つるみん

コンパートメントNo.6のつるみんのレビュー・感想・評価

コンパートメントNo.6(2021年製作の映画)
3.7
【ハイスタ・ヴィットゥ】

恋人のドタキャンにより1人でモスクワから世界最北端の駅ムルマンスクまで向かう事に。その道中の列車で出会った男女2人を描くロードムービー。

第74回カンヌでグランプリに輝いた一作。

〝ひとり旅〟というものをこの映画で体現してくれたような気がする。目的地に着くまでの道のりは長く、ハプニング続きであるが、それもまた良い思い出へと昇華される。本作で好きなところは欧州のお洒落な雰囲気を捨て、外の景色は極寒で薄暗い灰色が終始続き、車内だけ暖色が仄かに照らされる。

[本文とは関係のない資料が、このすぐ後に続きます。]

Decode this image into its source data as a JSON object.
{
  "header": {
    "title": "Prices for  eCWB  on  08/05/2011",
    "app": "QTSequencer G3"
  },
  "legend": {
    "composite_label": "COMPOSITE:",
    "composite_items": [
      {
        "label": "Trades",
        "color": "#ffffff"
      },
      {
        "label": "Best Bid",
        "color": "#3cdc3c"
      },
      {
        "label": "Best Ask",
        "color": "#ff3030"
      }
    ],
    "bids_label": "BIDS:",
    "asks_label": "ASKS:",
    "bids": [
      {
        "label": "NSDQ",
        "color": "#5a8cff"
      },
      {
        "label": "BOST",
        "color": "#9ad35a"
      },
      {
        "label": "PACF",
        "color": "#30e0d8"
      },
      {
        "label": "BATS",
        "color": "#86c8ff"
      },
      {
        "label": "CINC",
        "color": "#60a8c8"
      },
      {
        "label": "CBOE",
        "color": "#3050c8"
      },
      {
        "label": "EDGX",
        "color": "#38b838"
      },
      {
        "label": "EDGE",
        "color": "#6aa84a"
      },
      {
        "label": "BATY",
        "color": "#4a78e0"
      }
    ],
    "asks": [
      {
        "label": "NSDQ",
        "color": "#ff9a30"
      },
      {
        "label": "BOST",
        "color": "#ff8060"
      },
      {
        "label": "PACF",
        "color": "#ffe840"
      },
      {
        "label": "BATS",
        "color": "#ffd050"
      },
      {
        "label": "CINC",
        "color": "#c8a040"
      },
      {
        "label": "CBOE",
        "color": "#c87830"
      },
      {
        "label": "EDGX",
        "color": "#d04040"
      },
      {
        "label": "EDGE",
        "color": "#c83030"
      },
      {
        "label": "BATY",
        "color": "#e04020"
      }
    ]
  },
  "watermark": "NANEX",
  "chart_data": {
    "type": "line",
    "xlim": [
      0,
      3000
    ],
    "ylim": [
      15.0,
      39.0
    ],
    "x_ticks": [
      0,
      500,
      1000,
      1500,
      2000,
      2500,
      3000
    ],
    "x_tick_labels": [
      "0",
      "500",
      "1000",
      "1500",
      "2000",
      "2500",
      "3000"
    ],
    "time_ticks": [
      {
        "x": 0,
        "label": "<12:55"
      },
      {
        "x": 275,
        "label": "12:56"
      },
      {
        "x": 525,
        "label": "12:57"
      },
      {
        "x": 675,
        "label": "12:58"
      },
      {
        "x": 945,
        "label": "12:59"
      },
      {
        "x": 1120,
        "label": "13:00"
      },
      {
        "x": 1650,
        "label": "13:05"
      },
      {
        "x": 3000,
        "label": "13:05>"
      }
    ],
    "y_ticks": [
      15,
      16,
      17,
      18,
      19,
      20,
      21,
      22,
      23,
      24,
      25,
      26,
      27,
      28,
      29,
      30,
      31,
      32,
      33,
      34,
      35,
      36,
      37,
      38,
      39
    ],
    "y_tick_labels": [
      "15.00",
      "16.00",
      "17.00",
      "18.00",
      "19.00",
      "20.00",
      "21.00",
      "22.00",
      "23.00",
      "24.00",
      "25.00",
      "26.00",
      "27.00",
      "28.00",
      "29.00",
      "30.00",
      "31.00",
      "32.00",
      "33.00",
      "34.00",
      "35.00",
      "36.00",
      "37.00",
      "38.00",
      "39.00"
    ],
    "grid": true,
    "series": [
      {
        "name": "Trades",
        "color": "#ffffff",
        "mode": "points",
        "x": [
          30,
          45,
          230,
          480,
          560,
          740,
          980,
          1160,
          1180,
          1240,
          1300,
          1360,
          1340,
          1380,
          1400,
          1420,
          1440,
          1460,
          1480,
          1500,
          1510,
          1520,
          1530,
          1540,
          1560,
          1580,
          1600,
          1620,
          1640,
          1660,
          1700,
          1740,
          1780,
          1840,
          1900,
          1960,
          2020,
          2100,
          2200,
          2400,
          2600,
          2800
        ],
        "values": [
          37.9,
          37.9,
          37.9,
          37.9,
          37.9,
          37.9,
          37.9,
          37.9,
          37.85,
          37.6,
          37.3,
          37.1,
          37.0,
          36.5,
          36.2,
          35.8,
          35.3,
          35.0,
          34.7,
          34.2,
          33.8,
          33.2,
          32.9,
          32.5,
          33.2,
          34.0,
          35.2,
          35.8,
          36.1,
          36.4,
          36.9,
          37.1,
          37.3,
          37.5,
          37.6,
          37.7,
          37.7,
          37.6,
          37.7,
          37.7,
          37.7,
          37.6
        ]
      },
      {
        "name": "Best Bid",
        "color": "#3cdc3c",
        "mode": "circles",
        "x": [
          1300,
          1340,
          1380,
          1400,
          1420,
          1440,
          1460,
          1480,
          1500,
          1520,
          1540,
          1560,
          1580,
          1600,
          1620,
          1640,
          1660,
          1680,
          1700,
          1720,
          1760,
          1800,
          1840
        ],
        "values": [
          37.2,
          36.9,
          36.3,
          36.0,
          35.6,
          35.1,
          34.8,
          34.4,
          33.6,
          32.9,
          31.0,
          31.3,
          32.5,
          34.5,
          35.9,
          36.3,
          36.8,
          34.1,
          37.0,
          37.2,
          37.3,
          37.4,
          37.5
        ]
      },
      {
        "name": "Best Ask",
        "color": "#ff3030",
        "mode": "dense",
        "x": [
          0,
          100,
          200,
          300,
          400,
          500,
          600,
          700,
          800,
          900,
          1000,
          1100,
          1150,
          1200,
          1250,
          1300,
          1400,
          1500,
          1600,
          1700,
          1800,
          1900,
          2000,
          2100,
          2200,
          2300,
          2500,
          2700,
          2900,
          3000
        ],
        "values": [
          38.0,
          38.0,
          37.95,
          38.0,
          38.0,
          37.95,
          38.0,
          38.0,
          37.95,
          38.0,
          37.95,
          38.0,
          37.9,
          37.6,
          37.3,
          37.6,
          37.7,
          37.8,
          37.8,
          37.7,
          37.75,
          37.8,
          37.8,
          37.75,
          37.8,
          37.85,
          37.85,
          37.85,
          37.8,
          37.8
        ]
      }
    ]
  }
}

これぞ〝ひとり旅〟を感じさせるポイントであり、よりリアリティが増す。

そして欧州の映画なのに、作風はアジアンスタイルに感じたのは自分だけだろうか。あそこまでカメラを切り替えはしないが、濱口竜介や王家衛が撮りそうな題材とスローペースで詩的な展開にどこかノスタルジーを感じる。

本作、色んな国でリメイクされてもおかしくないなと思った。